La chronique

Audience et événementiel : et si on en parlait ?

OneNext, l’étude unique d’audience de la presse organisée par l’ACPM aura donc deux publications par an au lieu de 4. Retour en arrière (?) pour une étude lancée il y a tout juste 10 ans sous un rythme ... semestriel. Contraintes économiques et pertinence obligent. 

Par Xavier Dordor, publié le 23/02/2022 à 16:20, mis à jour le 24/02/2022 à 10:05.

Audience et événementiel : et si on en parlait ?
© Unsplash

L’audience a la valeur qu’on est prêt à lui accorder

OneNext, l’étude unique d’audience de la presse organisée par l’ACPM aura donc deux publications par an au lieu de 4. Retour en arrière (?) pour une étude lancée il y a tout juste 10 ans sous un rythme ... semestriel. Contraintes économiques et pertinence obligent. Toutes les mesures de diffusion ou d’audience veulent s’inscrire dans une temporalité/réactivité immédiates. Mais le coût d’un rythme d’études plus fréquent doit être mis en parallèle avec le bénéfice supplémentaire attendu. La presse digitale restera sur le trimestre mais le print passera donc semestriel. Les fusions permettront les corrections d’audience des marques de presse surtout poussées par le digital.

La course à la fréquence pour plus de pertinence a un coût pour les médias 

D’autres médias pourraient disposer de mesures plus pertinentes et plus fréquentes. La mesure radio a évolué (EAR) et son accélération pourrait être au rendez-vous parce que génératrice d’un bénéfice attendu par les régies, le média TV roi de l’audience mesurée pourrait même voir des transformations chez Médiamétrie...le digital jouit d’un très grand nombre de mesures qui complexifie, voire relativise la notion réelle d’audience. Tous demandent plus que jamais une neutralité de l’outil de mesure par une autorité tiers.

L’affaiblissement de l’audience comme indicateur de pertinence

L’audience d’un plan média ou d’un dispositif plurimédia est une notion relative.
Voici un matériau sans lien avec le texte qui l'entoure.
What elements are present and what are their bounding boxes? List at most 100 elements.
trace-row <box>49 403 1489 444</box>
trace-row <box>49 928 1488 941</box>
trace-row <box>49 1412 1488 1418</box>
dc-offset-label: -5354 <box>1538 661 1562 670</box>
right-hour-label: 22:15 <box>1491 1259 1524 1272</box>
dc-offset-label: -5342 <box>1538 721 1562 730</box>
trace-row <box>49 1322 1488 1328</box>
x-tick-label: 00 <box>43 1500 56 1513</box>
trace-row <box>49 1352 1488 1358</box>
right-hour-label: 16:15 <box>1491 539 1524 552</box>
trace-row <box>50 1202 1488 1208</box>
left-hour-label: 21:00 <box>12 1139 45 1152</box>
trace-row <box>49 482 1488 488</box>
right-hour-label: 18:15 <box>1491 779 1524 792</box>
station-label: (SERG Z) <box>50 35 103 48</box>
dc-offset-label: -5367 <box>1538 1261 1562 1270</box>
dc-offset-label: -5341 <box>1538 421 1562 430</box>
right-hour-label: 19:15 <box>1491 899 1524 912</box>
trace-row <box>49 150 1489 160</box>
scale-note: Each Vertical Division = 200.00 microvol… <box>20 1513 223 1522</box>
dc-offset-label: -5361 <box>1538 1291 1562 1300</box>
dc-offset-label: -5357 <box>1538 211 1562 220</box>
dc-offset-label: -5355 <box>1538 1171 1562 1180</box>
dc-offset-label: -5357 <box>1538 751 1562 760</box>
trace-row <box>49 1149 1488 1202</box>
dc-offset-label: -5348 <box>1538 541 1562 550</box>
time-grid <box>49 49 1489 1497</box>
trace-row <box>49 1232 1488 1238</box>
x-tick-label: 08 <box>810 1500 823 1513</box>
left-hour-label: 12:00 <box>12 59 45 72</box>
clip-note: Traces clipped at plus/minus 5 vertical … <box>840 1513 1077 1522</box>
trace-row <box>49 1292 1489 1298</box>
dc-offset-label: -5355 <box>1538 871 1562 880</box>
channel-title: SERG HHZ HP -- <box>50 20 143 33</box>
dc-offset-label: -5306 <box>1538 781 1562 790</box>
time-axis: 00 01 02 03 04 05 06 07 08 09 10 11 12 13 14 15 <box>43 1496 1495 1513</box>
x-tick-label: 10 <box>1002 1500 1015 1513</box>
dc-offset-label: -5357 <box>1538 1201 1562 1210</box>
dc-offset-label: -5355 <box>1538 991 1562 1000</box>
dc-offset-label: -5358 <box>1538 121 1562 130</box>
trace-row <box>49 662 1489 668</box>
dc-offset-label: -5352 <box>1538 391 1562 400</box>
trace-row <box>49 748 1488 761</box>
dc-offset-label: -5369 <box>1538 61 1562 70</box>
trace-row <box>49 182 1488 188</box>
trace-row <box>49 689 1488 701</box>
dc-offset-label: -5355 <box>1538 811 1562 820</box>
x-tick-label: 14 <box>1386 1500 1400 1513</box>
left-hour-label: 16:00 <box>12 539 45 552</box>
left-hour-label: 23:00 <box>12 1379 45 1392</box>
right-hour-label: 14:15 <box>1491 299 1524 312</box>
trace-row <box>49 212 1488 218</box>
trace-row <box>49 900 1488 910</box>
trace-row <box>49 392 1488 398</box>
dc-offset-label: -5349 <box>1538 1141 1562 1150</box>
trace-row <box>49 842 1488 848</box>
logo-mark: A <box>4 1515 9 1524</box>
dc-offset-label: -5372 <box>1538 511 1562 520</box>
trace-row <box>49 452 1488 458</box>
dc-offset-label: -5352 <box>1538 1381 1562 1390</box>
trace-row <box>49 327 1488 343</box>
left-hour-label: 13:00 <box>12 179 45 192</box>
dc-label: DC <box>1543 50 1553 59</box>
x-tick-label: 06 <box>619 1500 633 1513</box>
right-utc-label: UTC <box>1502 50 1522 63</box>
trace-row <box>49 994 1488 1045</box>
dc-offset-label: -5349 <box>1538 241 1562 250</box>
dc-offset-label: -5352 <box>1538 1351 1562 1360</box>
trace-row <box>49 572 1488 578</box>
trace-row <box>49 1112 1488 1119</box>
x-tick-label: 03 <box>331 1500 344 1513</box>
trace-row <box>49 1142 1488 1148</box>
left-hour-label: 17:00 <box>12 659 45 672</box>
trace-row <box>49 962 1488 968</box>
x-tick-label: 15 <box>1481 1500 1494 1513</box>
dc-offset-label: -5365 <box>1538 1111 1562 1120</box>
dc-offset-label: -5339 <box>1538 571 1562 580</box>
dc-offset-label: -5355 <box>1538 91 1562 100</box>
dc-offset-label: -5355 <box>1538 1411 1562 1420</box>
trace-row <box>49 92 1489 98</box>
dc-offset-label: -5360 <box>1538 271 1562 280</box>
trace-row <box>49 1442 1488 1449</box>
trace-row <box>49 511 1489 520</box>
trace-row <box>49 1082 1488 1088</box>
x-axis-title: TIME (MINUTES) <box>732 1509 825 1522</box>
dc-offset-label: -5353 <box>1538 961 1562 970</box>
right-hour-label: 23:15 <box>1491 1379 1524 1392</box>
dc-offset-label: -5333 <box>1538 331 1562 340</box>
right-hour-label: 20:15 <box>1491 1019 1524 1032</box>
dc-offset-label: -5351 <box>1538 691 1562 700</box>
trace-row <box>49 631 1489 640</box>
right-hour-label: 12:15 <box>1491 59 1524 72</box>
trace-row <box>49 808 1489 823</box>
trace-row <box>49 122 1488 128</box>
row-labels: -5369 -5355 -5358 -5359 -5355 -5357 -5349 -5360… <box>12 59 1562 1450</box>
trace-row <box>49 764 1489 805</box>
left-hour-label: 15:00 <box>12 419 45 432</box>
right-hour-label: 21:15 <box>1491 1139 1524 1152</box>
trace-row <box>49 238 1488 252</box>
Elle était une finalité, il y quelques années encore (couverture / répétition / GRP ...), elle tend à devenir une étape vers un aboutissement plus complexe : la mesure des effets et de l’efficacité en retour, le ROI. Ce continuum de chiffres tend à minimiser l’audience cantonnée trop souvent dans la mesure de l’offre média plus que dans la performance d’un plan. 

Et si on parlait de l’audience des events ?  

Pour l’instant, il n’existe pas de mesure d’audience des events.

Pourtant salons, conférences, summits ont des audiences, mais non mesurées. Dommage car plus les events se digitalisent plus ils se rapprochent du concept de média- one to many- et leur audience a du sens car elle peut être normée, quantifiée, profilée et comparée. Par les acteurs, par les outils et par un tiers certificateur de confiance. 

 Oh, il existe des mesures. Et l’analogie avec ce qui s’est passé dans les médias n’est pas sans intérêt. Tout d’abord le dénombrement des visiteurs. Les foires et salons avaient l’habitude de déclarer leurs chiffres à l’OJS (équivalent presse de l’OJD, ancêtre de l’ACPM, qui dénombrait les diffusions de la presse). Cette pratique comme l’organisation est tombée quelque peu en désuétude. Le dénombrement des exposants à ma connaissance n’a pas fait quant à lui l’objet d’une pige comme Kantar pour les annonces/spots/displays dans les médias.

En matière de mesure d’audience de l’événementiel , il n’y a rien de transversal. Les organisateurs des grands salons mesurent souvent le profil de leur visitorat, mais cela reste une mesure - non normée et orientée- de l’offre pour attirer les exposants.

L’Unimev s’est penchée sur la notion de mesure avec Cleo et lecalculateur.fr. La démarche est louable et on ne peut que conseiller à tout organisateur d’event même occasionnel de s’y référer pour étudier les effets et l’intérêt de leur prise de parole. Les tableaux sont très complets et n’ignorent aucun facteur.  

Sauf un déjà entrevu ci-dessus : la digitalisation des events qui accélère leur transformation en média et donc pourrait permettre d’intégrer leurs effets dans les dispositifs pluri médias des agences et des marques. Aujourd’hui, les chiffres les plus farfelus circulent sur l’audience des events digitaux ( direct/streaming / replay). La multiplicité des webinars suite à la pandémie a pu mettre face à face des events à plusieurs centaines voire milliers de participants avec des webinars promotionnels en chambre, la confusion étant accentuée par des titres similaires et tout aussi séduisants. Que dire de l’exposition réelle qui n’est guère mesurée au-delà du clic initial.  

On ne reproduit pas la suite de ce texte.